Synopsys takes a different tack. ‘We approach it from two different ways,” said Mary Ann White, director for Galaxy implementation platform marketing. “We don’t feel the need to data mine at the back end to make changes at the front end because Design Compiler and IC Compiler share a lot of the same techniques and engines. Because of the shared engines, we’ve been building more and more physical know how into Design Compiler so there’s no need to wait until then.”

A second approach involves more of a rough estimation for exploration at the front end. “It gives you the accuracy within 10% for what happens at the back end, particularly with timing and area—and you can actually get some of the power results up front, so you kind of know what’s happening, even in the presence of dirty data so you don’t have to have a full complete thing to do this type of exploration analysis,” she added.

And finally, from the Cadence camp comes another alternative. “To get an accurate power analysis early on, I need to know what my clock tree is, and how much of that clock tree I can typically disable in the various system modes,” Hardee said. “That’s where it really becomes complex. At the early stage of the design flow you can get a relatively good handle on system activity. The activity and the switching activity I can know that pretty well—arguably even better than later on because my tools are running at a higher level of abstraction. I can run deeper cycles. I can even run that with maybe a little bit of system so I can run under real system conditions and see what my real system activity is. But all of that other stuff—to get accuracy from the characterization point of view, I need to know my routing, clock tree, etc., and all of that comes later on.”

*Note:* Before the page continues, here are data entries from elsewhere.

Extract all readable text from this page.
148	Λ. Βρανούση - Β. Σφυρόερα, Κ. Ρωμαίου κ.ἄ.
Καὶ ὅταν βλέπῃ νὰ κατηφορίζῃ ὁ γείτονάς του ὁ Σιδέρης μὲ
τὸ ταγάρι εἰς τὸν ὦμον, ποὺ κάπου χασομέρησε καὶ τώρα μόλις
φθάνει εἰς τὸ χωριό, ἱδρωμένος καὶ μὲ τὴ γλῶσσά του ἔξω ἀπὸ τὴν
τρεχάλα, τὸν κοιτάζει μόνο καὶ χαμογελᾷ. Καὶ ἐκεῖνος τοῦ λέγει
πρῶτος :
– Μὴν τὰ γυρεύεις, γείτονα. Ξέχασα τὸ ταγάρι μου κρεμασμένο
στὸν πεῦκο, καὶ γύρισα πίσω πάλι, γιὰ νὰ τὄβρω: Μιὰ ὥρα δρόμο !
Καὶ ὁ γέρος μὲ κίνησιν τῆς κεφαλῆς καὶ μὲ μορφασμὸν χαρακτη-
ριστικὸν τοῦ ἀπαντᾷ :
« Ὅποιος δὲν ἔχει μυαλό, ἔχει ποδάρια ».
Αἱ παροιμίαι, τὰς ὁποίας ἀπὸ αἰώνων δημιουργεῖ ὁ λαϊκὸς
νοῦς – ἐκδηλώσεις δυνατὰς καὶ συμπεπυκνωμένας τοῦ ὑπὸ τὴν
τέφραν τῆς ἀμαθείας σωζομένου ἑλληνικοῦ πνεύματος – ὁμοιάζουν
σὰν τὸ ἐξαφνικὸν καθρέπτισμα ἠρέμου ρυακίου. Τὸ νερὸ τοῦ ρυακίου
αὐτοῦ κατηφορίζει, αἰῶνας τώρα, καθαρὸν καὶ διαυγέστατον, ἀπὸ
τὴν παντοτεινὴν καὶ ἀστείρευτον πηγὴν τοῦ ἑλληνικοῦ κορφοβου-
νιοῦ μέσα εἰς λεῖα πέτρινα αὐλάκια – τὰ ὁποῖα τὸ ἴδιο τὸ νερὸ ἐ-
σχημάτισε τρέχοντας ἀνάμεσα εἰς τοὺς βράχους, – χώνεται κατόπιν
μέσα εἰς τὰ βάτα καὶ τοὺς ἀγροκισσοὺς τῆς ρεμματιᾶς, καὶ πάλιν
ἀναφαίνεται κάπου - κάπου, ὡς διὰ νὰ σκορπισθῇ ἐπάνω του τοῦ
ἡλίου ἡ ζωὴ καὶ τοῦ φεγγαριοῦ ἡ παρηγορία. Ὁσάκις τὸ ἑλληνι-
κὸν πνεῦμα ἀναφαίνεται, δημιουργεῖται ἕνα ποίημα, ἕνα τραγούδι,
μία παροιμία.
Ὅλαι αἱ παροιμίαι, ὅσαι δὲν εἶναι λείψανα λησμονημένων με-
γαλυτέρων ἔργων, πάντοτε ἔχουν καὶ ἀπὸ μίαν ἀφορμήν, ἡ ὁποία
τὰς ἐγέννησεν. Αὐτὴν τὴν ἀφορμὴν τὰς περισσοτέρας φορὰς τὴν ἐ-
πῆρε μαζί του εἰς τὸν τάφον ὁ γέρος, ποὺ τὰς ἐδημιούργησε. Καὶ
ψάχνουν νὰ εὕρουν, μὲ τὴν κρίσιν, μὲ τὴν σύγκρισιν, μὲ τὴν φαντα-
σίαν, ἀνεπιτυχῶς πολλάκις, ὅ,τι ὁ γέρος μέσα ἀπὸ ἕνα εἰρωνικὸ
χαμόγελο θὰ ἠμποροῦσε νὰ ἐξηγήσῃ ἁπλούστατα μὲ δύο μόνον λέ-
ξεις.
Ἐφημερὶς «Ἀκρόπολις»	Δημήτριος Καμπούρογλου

For most tools that is a real problem, he continued. “If I’ve got good characterization, I can’t possibly run all of that activity. If I can run fast enough to run all of that activity, I don’t have good characterization of the design. Where we can bring those things together is in our hardware emulation technology. We can actually run a lot of activity under software; we can run with the software and run real system modes and while the design characterization-wise that is implemented on the Palladium box is not that representative of the real silicon, we embed RTL Compiler under the hood with dynamic power analysis and we take all of that characterization information out of the standard cell library and effectively synthesize that using RLT Compiler. We synthesize the design to the real target library. Now we have both components pretty accurately. This will beat the RTL power analysis tools every time.”

At the end of the day, no matter what the approach, there is a power analysis solution for each situation and the industry continues to put significant R&D dollars towards improving power analysis at the RTL and above.